Honorable mentions to the teams headed by Sylvain Brassard for Heartbeats and Daniel Iribarren and Ansgar Frerich for Le Quattro volte.
Labels: Editing, Fifties, Movies of 2011, Sound
8 Comments:
Huge yes in regards to Uncle Boonmee's sound design. It'll be hard for me to think of a more exquisite sonically textured film that I've seen, in a really long time. The catfish, hotel and cave scenes are some of the most crisp things I've heard all year. I had a similar response to its film editing as well and it would make my edit shortlist as well. The Tree of Life's arrhythmic, no fat editing will easily make a year end list for me too.
Also quick note, you have Bahman Kiarostami listed under honorable mentions twice, unless the double mention was purposeful or a placeholder of course =)

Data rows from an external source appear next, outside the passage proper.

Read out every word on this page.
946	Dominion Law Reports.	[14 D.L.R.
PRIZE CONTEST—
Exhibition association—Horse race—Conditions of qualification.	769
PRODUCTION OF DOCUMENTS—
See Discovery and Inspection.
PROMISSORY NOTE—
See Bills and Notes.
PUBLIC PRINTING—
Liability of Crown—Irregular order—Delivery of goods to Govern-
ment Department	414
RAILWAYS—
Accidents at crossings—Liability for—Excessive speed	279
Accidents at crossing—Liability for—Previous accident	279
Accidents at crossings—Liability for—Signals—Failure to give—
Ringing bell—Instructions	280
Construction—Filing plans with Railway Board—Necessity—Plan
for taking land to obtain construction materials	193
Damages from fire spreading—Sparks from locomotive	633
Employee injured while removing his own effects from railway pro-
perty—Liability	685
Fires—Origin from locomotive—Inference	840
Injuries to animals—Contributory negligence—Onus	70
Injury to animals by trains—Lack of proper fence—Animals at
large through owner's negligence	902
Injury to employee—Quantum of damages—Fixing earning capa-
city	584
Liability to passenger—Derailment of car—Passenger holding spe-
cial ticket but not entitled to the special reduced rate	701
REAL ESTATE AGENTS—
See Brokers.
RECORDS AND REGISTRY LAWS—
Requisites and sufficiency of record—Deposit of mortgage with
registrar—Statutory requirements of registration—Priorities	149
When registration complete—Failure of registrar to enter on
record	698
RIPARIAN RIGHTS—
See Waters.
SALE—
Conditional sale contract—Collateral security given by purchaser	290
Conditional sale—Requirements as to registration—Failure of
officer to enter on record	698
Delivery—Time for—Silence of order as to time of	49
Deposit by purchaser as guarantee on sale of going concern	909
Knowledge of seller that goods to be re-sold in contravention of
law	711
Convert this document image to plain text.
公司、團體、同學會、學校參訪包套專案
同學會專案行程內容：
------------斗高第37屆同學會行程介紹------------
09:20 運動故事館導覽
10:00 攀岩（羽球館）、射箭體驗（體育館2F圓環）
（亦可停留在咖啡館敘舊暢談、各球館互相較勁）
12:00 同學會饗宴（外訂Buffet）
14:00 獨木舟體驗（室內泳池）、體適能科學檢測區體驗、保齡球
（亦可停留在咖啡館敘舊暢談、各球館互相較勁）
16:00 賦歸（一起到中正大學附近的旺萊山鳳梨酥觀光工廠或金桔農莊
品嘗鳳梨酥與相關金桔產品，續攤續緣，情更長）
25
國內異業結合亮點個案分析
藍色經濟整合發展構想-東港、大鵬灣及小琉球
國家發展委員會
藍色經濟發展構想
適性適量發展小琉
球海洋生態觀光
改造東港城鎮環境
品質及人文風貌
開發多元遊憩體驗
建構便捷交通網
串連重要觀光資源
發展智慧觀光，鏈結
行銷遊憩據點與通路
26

Fixed! Thanks for the correction.
Boonmee would probably be getting a bigger break here if I hadn't felt that a lot of what it does most successfully didn't mirror or in some cases fall subtly short the (admittedly stunning) precedents of the filmmaker's previous work. I still feel that way as the film has lingered, almost a year after I saw it, but it's more than due for a re-watch and it's not the kind of thing I like to hold too strongly against a piece of interesting work, anyway. Hopefully I can have another look by December or January.
I'm starting to think Malick makes movies for you and it often happens that some of us like them too!
I just love it when you connect to a movie that strongly and you provide us with peeks into that relationship!
Oof, maybe it's because I didn't like "Meek's Cutoff" in general but I thought the sound mixing was terrible on that (although it could have been a problem with the theater as well). If I didn't know better I'd say that was Reichardt's first talkie. I was never certain which parts were intentionally inaudible and which sections were just problematically executed, and I do genuinely think it had some of the latter.
@Dave: I know just what you mean, and it's why Meek's is the fifth of five nominees in this group, for sure. But I did like the way that eerie musical theme kept reinsinuating itself, and how the practical sounds of the wagon train through the fields sometimes felt very literal and sometimes evanesced completely, and the hanging silence over the prairies went back and forth between connoting serenity and portent. As in the images, I liked how the sound-mix downplayed by the hillside disaster: catastrophe with a whimper, not a bang, at least as I recall. But you do make a very good point.
Thanks for the thoughtful follow-up. Looking back at my initial post I feel like I came off as sort of rude, and if anything I was trying to be rude to the film, not to you. Sorry for that. I am really enjoying your fifties updates, though - glad to see "Beginners" getting more attention.
@Dave: You don't sound rude at all! Quite the opposite: I'm really glad to have a prompt to re-think why I nominated it, even though the mix has the flaws you're talking about.
Honestly, I feel like I might actually have the nicest cadre of commenters anywhere on the Web. Sometimes I worry that people think they're being rude or think I won't like it if/when you/they express disagreement. I must be the only person with a website who wonders about this, but I thought your comment was great. So glad you're enjoying the feature.
I'm hoping, perhaps against hope, that Hanna pops up in some technical categories. The film, for the most part, really knows how to handle its technicalities in bringing the film to its emotional height. Something a lot of films in that genre don't really know to do...or seem not to.